Today's post comes from (and contains the analysis and opinions of) guest blogger Scott Hounsel, J.D., AICP. Scott can be contacted at firstname.lastname@example.org or by phone at 214.536.3421.
According to the Urban Land Institute, “The shopping mall is the quintessential American contribution to the world’s consumer culture… [b]ut the conditions that led to the creation of shopping malls and sustained them for decades are changing rapidly.” The International Council of Shopping Centers says that currently there are 1,500 malls in the U.S. Due to economic and demographic changes, many older shopping malls are dead (see www.deadmalls.com) and the survival of distressed malls has become an increasingly public question, as the original developer has departed with its anticipated profit and the deteriorating site is unattractive to re-developers without public financial assistance. A source in a recent Wall Street Journal article said that there are 84 dead malls in the U.S., with more casualties expected during the current recession. General Growth Properties, owner of 200 malls, filed for bankruptcy in April 2009, although it claimed that its mall business would be unaffected.
Arguing that certain financial institutions were “too big to fail,” many commentators feel that the federal government acted appropriately in providing astronomical amounts of assistance to those institutions. Generally speaking, no one in the real estate community considers any development project too big to fail, but the credit crunch has increased the pressure on all levels of government to step in and assist distressed real estate, not because the owner/developer deserves help, but because certain real estate projects (including some malls) provide positive externalities (social/cultural/economic) to the greater urban area that many feel must be preserved. Shopping malls, unlike big box centers, can serve a social functional beyond mere economic consumption; this is an attractive feature in a healthy mall, but can become a negative feature contributing to a death spiral for a distressed property.

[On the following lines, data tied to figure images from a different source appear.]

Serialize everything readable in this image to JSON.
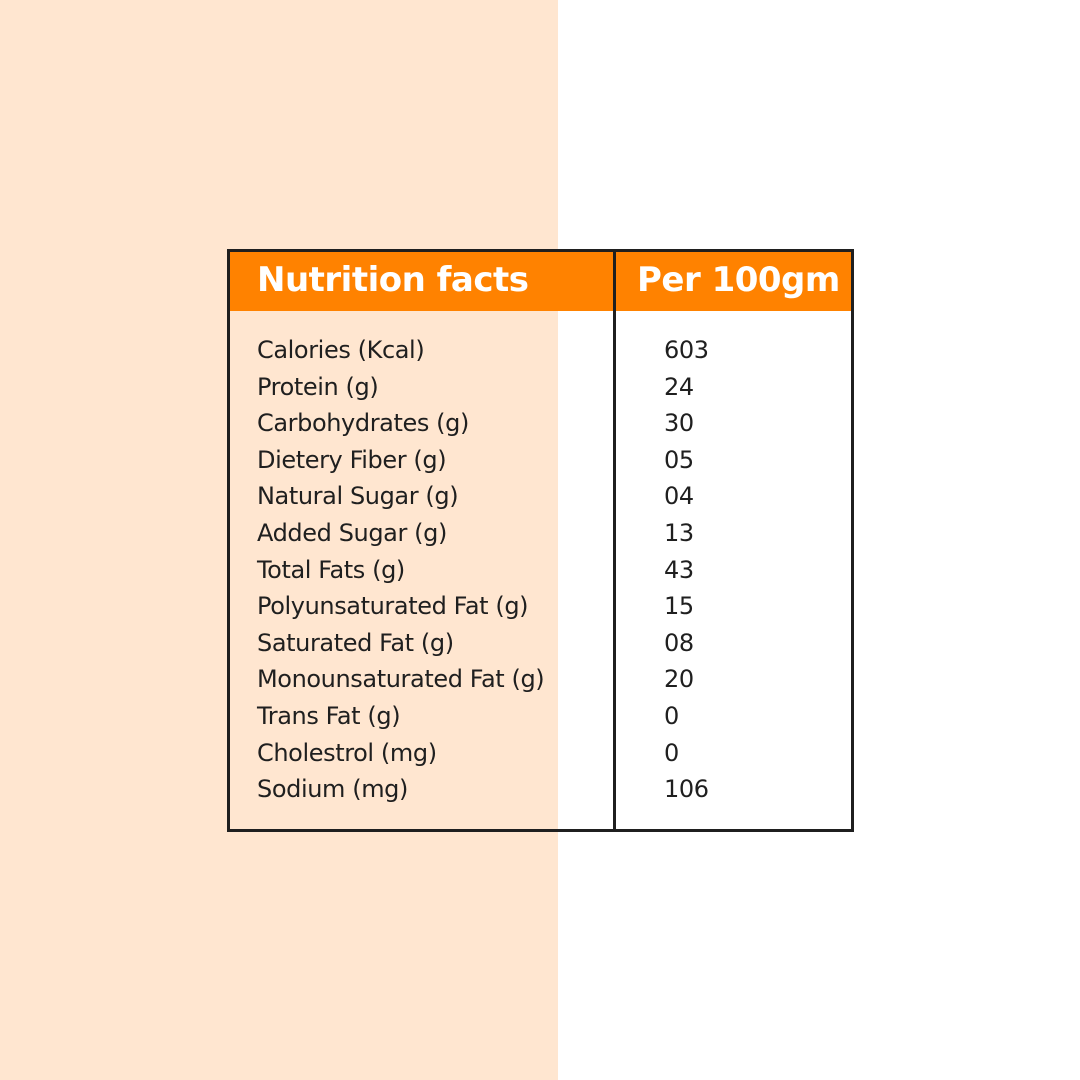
{
  "colors": {
    "left_background": "#ffe6d0",
    "right_background": "#ffffff",
    "header_background": "#ff8200",
    "header_text": "#ffffff",
    "border": "#1f1f1f",
    "body_text": "#1f1f1f"
  },
  "table": {
    "header": {
      "title": "Nutrition facts",
      "per": "Per 100gm"
    },
    "rows": [
      {
        "label": "Calories (Kcal)",
        "value": "603"
      },
      {
        "label": "Protein (g)",
        "value": "24"
      },
      {
        "label": "Carbohydrates (g)",
        "value": "30"
      },
      {
        "label": "Dietery Fiber (g)",
        "value": "05"
      },
      {
        "label": "Natural Sugar (g)",
        "value": "04"
      },
      {
        "label": "Added Sugar (g)",
        "value": "13"
      },
      {
        "label": "Total Fats (g)",
        "value": "43"
      },
      {
        "label": "Polyunsaturated Fat (g)",
        "value": "15"
      },
      {
        "label": "Saturated Fat (g)",
        "value": "08"
      },
      {
        "label": "Monounsaturated Fat (g)",
        "value": "20"
      },
      {
        "label": "Trans Fat (g)",
        "value": "0"
      },
      {
        "label": "Cholestrol (mg)",
        "value": "0"
      },
      {
        "label": "Sodium (mg)",
        "value": "106"
      }
    ]
  }
}
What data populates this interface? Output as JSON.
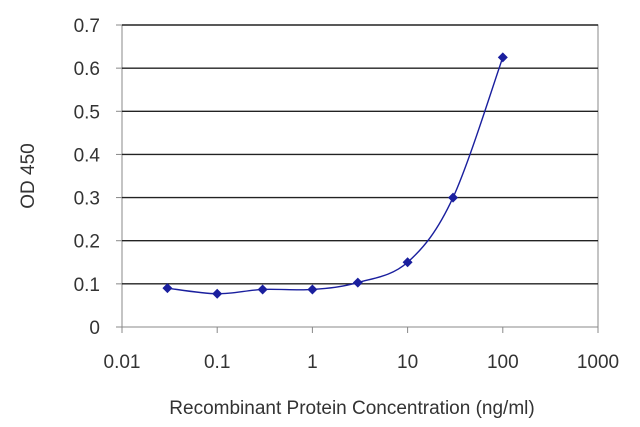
{
  "chart_data": {
    "type": "scatter",
    "title": "",
    "xlabel": "Recombinant Protein Concentration (ng/ml)",
    "ylabel": "OD 450",
    "xscale": "log",
    "xlim": [
      0.01,
      1000
    ],
    "ylim": [
      0,
      0.7
    ],
    "x_ticks": [
      "0.01",
      "0.1",
      "1",
      "10",
      "100",
      "1000"
    ],
    "x_tick_values": [
      0.01,
      0.1,
      1,
      10,
      100,
      1000
    ],
    "y_ticks": [
      "0",
      "0.1",
      "0.2",
      "0.3",
      "0.4",
      "0.5",
      "0.6",
      "0.7"
    ],
    "y_tick_values": [
      0,
      0.1,
      0.2,
      0.3,
      0.4,
      0.5,
      0.6,
      0.7
    ],
    "grid": "horizontal",
    "legend": "none",
    "colors": {
      "series": "#1a1f9e",
      "grid": "#222222",
      "axis": "#888888",
      "text": "#333333"
    },
    "series": [
      {
        "x": [
          0.03,
          0.1,
          0.3,
          1,
          3,
          10,
          30,
          100
        ],
        "values": [
          0.09,
          0.077,
          0.087,
          0.087,
          0.103,
          0.15,
          0.3,
          0.625
        ]
      }
    ]
  }
}
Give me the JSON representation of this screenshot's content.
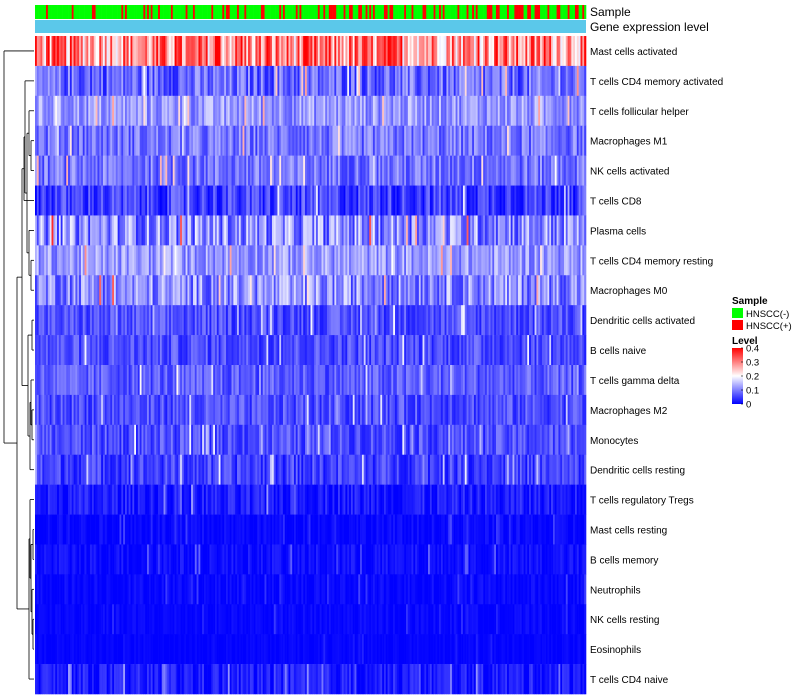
{
  "chart_data": {
    "type": "heatmap",
    "title": "",
    "annotation_tracks": [
      "Sample",
      "Gene expression level"
    ],
    "sample_legend": {
      "title": "Sample",
      "entries": [
        {
          "label": "HNSCC(-)",
          "color": "#00ff00"
        },
        {
          "label": "HNSCC(+)",
          "color": "#ff0000"
        }
      ]
    },
    "expression_track_color": "#5bc8ea",
    "level_legend": {
      "title": "Level",
      "ticks": [
        0.4,
        0.3,
        0.2,
        0.1,
        0
      ],
      "tick_labels": [
        "0.4",
        "0.3",
        "0.2",
        "0.1",
        "0"
      ],
      "range": [
        0,
        0.4
      ],
      "colors": [
        "#0000ff",
        "#ffffff",
        "#ff0000"
      ]
    },
    "n_samples": 300,
    "rows": [
      {
        "name": "Mast cells activated",
        "mean": 0.29,
        "spread": 0.11
      },
      {
        "name": "T cells CD4 memory activated",
        "mean": 0.08,
        "spread": 0.06
      },
      {
        "name": "T cells follicular helper",
        "mean": 0.12,
        "spread": 0.05
      },
      {
        "name": "Macrophages M1",
        "mean": 0.09,
        "spread": 0.05
      },
      {
        "name": "NK cells activated",
        "mean": 0.09,
        "spread": 0.05
      },
      {
        "name": "T cells CD8",
        "mean": 0.05,
        "spread": 0.05
      },
      {
        "name": "Plasma cells",
        "mean": 0.11,
        "spread": 0.08
      },
      {
        "name": "T cells CD4 memory resting",
        "mean": 0.12,
        "spread": 0.05
      },
      {
        "name": "Macrophages M0",
        "mean": 0.11,
        "spread": 0.07
      },
      {
        "name": "Dendritic cells activated",
        "mean": 0.06,
        "spread": 0.04
      },
      {
        "name": "B cells naive",
        "mean": 0.06,
        "spread": 0.04
      },
      {
        "name": "T cells gamma delta",
        "mean": 0.07,
        "spread": 0.04
      },
      {
        "name": "Macrophages M2",
        "mean": 0.06,
        "spread": 0.04
      },
      {
        "name": "Monocytes",
        "mean": 0.06,
        "spread": 0.04
      },
      {
        "name": "Dendritic cells resting",
        "mean": 0.05,
        "spread": 0.04
      },
      {
        "name": "T cells regulatory  Tregs",
        "mean": 0.02,
        "spread": 0.03
      },
      {
        "name": "Mast cells resting",
        "mean": 0.005,
        "spread": 0.015
      },
      {
        "name": "B cells memory",
        "mean": 0.01,
        "spread": 0.02
      },
      {
        "name": "Neutrophils",
        "mean": 0.005,
        "spread": 0.015
      },
      {
        "name": "NK cells resting",
        "mean": 0.004,
        "spread": 0.012
      },
      {
        "name": "Eosinophils",
        "mean": 0.002,
        "spread": 0.008
      },
      {
        "name": "T cells CD4 naive",
        "mean": 0.02,
        "spread": 0.03
      }
    ],
    "sample_groups_note": "Top track: per-sample group (mostly HNSCC(-) green, scattered HNSCC(+) red); second track: uniform gene expression level",
    "xlabel": "",
    "ylabel": ""
  }
}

Public assistance for distressed real estate usually is a local decision, and a very contentious one politically at a time when many localities are cash-strapped. Thus, for example, while General Motors is given the unique opportunity to reinvent itself (albeit through bankruptcy), the City of Detroit, heavily impacted by many of the same economic issues that have plagued GM, is 30% vacant; some areas of the city have almost returned to a natural state. A full description of the shrinking of Detroit is provided in a recent on-line article at The Map Scroll. This process is unlikely to be reversed, whatever happens with the U.S. auto industry.
Closer to my home, I have been intrigued by the reinvention discussion surrounding the Southwest Center Mall in southern Dallas. Formerly known as Red Bird Mall, this large shopping mall, built in 1975, has suffered from the construction of newer commercial developments that successfully targeted population growth from suburban cities further south and west. Economic Darwinists would have an easy case that this mall should go “the way of Detroit,” as the mall cannot survive on its own despite its three major anchor tenants (two anchors have left for greener suburban pastures) and the fact that the population in the immediate area has remained constant (unlike Detroit). Yet the City of Dallas, in part due to political concerns generated over the distressed mall, brought in a research team from the Urban Land Institute to see if absolute failure could be prevented.
After a week of study, the ULI report (as presented to City staff in June 2009) gives a dire prognosis: the situation is so bad that only the City can take the first steps to save it. The ULI report gives no recommendation for the best possible re-use for the “mostly-dead” mall; any community planning process to determine a particular re-use strategy would be viable only after the City of Dallas steps in to buy the empty anchor sites (mixed ownership of the land has been a contributing factor to the decline of Southwest Center Mall). The ULI recommendation can be summarized in three steps: (1) City assembles the vacant tracts of land, (2) City engages local community as part of writing the redevelopment plan, and (3) City recruits a developer to build according to the plan. The idea that the City should literally buy into the mall (an estimated $4 million for the two empty anchors) comes at a time when the City is facing its biggest budget deficit in ten years. Although hardly a conventional plan for the redevelopment of distressed property, the suggestion that the City of Dallas has to be the first to put up new money is what bailout politics are all about in 2009.
Unfortunately, cities increasingly are on the frontline to help “preserve” distressed real estate when its decline threatens the health of the larger urban community. As for Dallas and Southwest Center Mall, some soul searching and perhaps some investigation into other deteriorating malls around the country are needed before the City opens its checkbook.